As of November 20, 2011, Jenkins's 1,166 receiving yards during the 2011 season ranked second in the Big Ten Conference and 11th among NCAA Division I FBS players. At the conclusion of the 2011 season, Jenkins was named First-team All-Big Ten by both the coaches and media.

==Professional career==

Pre-draft measurables
| Height | Weight | Arm length | Hand span | 40-yard dash | 10-yard split | 20-yard split | 20-yard shuttle | Three-cone drill | Vertical jump | Broad jump | Bench press |
| 6 ft 0+1⁄4 in (1.84 m) | 190 lb (86 kg) | 32+3⁄4 in (0.83 m) | 9+1⁄2 in (0.24 m) | 4.39 s | 1.57 s | 2.60 s | 4.12 s | 6.73 s | 38.5 in (0.98 m) | 10 ft 4 in (3.15 m) | 12 reps |
All values from NFL Combine/Pro Day

===San Francisco 49ers===
The San Francisco 49ers selected Jenkins in the first round (30th overall) of the 2012 NFL draft on April 26, 2012. News of his draft was referenced in that same night's live episode of the NBC sitcom 30 Rock – cast member Cheyenne Jackson performed the show's opening theme song and referenced Jenkins having just been drafted to prove the show was airing live on the west coast. On June 20, the 49ers signed Jenkins to a four-year, $6.94 million contract.

Although healthy his entire rookie season, Jenkins was active for only three of the 49ers' 16 regular season games. He played on only 37 offensive snaps and was targeted with a pass just once, which he dropped.
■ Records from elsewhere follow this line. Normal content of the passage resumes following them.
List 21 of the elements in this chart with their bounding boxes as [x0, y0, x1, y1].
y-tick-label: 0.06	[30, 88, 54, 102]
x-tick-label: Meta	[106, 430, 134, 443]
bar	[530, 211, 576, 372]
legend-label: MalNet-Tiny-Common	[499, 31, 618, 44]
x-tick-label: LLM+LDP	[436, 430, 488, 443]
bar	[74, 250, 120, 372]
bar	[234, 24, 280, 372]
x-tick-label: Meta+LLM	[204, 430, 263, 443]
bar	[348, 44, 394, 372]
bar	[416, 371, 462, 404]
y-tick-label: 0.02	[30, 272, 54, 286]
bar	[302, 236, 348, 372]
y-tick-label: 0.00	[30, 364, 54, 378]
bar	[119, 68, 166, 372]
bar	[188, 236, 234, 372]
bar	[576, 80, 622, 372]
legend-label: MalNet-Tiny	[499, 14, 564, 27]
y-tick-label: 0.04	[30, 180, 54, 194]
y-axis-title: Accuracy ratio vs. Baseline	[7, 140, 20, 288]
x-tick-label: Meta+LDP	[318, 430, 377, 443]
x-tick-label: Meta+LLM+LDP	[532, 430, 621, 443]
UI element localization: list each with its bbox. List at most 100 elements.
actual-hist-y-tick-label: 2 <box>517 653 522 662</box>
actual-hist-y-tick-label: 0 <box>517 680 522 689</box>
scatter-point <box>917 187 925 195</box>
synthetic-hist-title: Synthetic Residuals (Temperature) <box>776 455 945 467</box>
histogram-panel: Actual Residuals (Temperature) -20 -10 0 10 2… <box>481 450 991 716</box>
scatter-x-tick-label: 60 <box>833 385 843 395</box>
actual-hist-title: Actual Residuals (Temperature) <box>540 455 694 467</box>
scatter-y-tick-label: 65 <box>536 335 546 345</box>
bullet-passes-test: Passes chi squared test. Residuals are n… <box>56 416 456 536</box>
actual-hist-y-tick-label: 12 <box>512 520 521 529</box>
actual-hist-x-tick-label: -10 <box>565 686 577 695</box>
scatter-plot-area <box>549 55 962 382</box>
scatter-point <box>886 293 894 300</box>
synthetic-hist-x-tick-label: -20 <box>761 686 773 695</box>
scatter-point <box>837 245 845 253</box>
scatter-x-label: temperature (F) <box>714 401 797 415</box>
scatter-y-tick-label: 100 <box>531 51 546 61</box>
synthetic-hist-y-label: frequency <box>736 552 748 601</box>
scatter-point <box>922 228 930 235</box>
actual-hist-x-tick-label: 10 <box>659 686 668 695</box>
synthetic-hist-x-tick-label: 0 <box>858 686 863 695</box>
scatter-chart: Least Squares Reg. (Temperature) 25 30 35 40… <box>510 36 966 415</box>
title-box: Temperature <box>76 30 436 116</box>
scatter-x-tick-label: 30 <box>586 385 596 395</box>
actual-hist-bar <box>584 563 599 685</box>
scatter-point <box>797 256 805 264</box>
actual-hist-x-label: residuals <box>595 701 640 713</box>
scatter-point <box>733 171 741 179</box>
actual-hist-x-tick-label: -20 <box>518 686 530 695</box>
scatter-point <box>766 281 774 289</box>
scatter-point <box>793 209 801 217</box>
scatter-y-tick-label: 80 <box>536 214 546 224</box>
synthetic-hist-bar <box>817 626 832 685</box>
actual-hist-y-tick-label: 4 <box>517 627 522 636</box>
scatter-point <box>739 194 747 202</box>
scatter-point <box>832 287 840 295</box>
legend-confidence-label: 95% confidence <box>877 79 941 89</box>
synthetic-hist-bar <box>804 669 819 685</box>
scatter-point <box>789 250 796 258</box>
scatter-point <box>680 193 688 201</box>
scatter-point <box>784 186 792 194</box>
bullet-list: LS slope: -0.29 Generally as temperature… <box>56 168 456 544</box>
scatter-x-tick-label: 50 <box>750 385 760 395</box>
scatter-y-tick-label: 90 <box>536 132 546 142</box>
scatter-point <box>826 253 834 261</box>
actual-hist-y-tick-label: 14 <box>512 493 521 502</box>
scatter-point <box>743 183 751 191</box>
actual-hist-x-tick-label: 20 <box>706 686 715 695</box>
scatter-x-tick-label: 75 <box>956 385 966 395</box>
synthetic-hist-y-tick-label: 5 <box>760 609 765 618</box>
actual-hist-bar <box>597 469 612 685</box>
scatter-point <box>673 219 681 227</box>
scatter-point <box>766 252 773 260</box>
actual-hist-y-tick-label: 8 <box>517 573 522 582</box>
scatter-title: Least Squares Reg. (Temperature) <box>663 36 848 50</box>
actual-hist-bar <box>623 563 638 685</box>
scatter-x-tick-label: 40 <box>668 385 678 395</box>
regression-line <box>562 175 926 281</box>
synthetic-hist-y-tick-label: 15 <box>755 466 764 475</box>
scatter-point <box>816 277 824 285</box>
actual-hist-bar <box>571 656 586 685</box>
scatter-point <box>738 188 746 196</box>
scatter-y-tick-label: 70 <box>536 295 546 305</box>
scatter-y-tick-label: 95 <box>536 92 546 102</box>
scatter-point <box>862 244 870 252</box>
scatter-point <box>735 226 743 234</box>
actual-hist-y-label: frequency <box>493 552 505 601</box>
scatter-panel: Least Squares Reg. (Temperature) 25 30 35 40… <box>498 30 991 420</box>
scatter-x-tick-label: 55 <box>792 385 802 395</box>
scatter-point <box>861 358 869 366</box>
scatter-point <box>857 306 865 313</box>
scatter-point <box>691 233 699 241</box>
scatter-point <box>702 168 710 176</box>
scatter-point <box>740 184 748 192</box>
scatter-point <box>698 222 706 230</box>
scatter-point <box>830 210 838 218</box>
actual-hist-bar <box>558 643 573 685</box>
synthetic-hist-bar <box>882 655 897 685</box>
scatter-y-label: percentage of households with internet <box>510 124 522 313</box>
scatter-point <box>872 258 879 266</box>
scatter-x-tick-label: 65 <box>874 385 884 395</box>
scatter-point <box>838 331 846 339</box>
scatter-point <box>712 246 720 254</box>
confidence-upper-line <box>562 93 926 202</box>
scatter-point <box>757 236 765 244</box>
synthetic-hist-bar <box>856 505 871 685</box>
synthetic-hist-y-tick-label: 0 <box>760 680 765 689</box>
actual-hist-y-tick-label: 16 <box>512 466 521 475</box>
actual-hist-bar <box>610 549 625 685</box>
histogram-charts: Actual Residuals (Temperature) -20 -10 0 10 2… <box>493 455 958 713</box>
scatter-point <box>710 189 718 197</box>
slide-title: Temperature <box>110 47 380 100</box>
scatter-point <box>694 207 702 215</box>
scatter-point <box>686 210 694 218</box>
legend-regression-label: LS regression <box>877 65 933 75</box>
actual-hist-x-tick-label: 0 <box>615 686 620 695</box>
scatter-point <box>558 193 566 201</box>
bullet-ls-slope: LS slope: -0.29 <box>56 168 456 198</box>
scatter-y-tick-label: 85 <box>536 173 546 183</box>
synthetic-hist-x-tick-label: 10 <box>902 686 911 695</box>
The 49ers reached Super Bowl XLVII at the end of the 2012 season. He appeared in the game but recorded no meaningful statistics as the 49ers fell to the Baltimore Ravens by a score of 34–31.

===Kansas City Chiefs===
On August 19, 2013, Jenkins was traded to the Kansas City Chiefs in exchange for wide receiver Jon Baldwin. During a Thursday Night Football game on September 19, against the Philadelphia Eagles, Jenkins recorded his first career reception, thrown by former 49ers teammate Alex Smith. The reception was good for six yards. His first reception came 511 days after he was drafted.

On February 17, 2015, Jenkins was released by the Chiefs.

===Dallas Cowboys===
On May 26, 2015, Jenkins was signed by the Dallas Cowboys. He was released by the Cowboys prior to the start of the regular season on September 5.